The look had been carefully focus grouped and a design was chosen that was firmly in the middle of a trio of proposals ranging from all out aggressive brute to a softer themed car. In a further attempt to connect with Mustangs of the past the new car’s aerodynamic styling took cues from 60’s era cars like the scalloped sides and three slant tail light lenses. The link to the 60’s continued inside with twin pod like dash styling wrapping around a spartan but modern interior. Ford worked with Mustang car clubs to roll out a campaign that linked the two era Mustangs together with the advertising tagline: “It is what it was”.
The model lineup became simplified, while the options list grew significantly. The 94 Mustang was offered in either convertible or coupe, with a small trunk. The hatchback had become a thing of the past. Base Mustangs no longer used the small 4 cylinder engines of previous cars. Now with a 145 hp 3.8L V6, owning a base LX Mustang was not as embarrassing as it once was (but could be dusted by Ford’s own Probe GT). The V8 5.0 liter carried on, but was good for 215 hp. Thanks to tighter emissions controls, the 94 GT had less power than the 93, but still kept 0 to 60 times in the mid six second range. Unlike the previous generation car, no sleeper versions of the LX with GT power were ever introduced from the factory. With its big wheel wells able to support something much larger, the standard 15′ wheels looked too small on the base and LX cars, making them look cheap and weak. Base cars were often dressed up by dealers with decals and rear spoilers in an effort to pad the profits, but these add-on did nothing to improve performance (or often looks).
V8s were exclusive to the GT model with its 16 in wheels and dual exhaust. In a nod to the Probe, the standard GT wheels were a three spoke design similar to those on the almost Mustang replacement. GT buyers had the option of moving up to more aggressive looking 17 in wheels and for the first time ever, all Mustangs came standard with four-wheel disc brakes all around.
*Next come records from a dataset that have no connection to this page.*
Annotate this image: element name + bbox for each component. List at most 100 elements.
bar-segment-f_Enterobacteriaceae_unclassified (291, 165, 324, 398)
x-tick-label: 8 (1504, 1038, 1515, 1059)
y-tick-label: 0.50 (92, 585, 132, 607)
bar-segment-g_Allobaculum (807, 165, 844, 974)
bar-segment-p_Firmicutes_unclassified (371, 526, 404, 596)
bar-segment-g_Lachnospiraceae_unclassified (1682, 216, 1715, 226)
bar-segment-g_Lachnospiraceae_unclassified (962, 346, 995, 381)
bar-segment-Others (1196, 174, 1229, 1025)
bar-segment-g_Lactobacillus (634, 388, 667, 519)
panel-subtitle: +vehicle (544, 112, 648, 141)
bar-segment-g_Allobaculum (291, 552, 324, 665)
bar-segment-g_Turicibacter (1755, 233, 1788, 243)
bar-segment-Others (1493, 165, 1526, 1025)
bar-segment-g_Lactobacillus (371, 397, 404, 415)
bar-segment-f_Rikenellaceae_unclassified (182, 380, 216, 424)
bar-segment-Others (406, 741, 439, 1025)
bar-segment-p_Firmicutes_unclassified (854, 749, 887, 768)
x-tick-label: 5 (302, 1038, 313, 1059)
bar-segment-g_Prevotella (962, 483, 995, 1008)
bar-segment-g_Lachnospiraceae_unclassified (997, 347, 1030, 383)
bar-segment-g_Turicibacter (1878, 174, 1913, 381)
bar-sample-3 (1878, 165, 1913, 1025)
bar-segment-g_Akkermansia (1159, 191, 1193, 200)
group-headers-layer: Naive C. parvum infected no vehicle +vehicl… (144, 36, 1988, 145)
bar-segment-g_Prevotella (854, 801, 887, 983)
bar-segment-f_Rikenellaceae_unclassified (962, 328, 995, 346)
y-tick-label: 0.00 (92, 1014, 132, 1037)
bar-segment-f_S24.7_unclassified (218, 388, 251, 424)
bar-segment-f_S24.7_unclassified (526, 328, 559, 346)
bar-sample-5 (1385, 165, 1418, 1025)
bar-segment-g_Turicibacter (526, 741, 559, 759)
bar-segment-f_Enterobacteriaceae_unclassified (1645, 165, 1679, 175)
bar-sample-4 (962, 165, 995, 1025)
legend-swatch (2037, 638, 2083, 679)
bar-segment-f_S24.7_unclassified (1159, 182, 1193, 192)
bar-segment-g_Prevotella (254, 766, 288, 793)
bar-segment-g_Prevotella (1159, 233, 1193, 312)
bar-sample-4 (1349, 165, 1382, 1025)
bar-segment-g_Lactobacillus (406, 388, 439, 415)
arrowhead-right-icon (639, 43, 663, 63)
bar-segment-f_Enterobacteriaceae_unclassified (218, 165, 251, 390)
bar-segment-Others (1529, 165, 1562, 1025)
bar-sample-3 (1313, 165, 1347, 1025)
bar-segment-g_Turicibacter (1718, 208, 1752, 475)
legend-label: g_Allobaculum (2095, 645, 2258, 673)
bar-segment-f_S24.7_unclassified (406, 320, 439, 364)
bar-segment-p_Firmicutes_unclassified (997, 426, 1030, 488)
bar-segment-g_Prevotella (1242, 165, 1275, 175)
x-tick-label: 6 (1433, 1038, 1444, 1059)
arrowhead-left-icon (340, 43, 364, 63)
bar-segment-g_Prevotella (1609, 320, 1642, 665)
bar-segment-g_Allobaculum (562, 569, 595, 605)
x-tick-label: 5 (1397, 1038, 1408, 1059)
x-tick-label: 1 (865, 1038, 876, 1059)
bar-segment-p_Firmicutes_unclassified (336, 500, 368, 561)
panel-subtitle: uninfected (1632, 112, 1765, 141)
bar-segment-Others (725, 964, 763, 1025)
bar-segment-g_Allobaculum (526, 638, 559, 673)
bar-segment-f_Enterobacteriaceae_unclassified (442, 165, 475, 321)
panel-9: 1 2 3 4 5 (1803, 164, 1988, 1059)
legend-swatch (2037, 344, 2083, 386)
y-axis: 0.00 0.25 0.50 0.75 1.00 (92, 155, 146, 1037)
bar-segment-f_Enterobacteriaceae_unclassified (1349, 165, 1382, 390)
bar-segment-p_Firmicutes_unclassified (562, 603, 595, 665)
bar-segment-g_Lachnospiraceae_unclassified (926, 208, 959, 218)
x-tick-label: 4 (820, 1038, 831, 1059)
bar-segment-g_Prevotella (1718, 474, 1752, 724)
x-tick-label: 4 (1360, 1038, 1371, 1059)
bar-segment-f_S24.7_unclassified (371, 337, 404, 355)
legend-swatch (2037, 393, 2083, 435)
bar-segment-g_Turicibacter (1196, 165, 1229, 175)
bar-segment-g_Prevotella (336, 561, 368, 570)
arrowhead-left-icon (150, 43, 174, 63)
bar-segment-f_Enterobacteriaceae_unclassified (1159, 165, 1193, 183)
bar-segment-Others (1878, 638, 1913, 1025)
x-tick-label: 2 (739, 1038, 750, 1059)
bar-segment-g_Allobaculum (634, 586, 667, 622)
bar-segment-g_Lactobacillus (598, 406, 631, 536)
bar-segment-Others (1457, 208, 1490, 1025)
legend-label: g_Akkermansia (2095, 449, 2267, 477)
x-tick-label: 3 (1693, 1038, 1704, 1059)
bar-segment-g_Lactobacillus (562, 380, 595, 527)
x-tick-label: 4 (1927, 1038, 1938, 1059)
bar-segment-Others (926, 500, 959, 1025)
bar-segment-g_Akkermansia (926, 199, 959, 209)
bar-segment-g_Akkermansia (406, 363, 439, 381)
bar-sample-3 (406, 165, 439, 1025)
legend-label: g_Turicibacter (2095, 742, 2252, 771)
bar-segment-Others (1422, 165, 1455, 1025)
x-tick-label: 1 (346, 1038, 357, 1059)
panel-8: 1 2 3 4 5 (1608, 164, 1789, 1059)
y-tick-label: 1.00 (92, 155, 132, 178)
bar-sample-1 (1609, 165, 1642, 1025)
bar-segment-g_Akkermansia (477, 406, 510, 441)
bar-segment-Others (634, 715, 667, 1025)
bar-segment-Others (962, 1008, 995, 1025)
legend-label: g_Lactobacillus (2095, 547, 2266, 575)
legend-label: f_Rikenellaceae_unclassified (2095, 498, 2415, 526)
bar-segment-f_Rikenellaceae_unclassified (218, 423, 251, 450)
The 94-96 Cobra models offered more power and were the most attractive yet, with distinctive round fog lights and standard 17’ wheels.
The redesign was a success. Sales of the 94 were very good but nowhere near the 65 models, but Ford managed to sell more than 123,000 units. That was better than the Camaro, so that was all that mattered. The V6 Mustang coupe became the most popular version. With many of the body flex problems and crudeness of the third generation car fix, the Mustang was poised to go head to head with the Camaro/Firebird in the modern pony car wars of the 90’s and beyond. Today the Mustang is the longest running continuously produced pony car and judging by sales numbers is no doubt still Americas favorite, even in the wake of reborn Camaros and Challengers.
The last of the Fox platform Mustangs are still quite common and represent a good value as a cheap, easy to maintain and fun to drive car. The 94 through 96 models represent the original “new” design with 97 to 2003 cars representing the less attractive squared angular look. These cars are not as polished or refined as some of the Japanese competition, but Mustangs (and all American pony cars for that matter) were in a class by themselves anyway.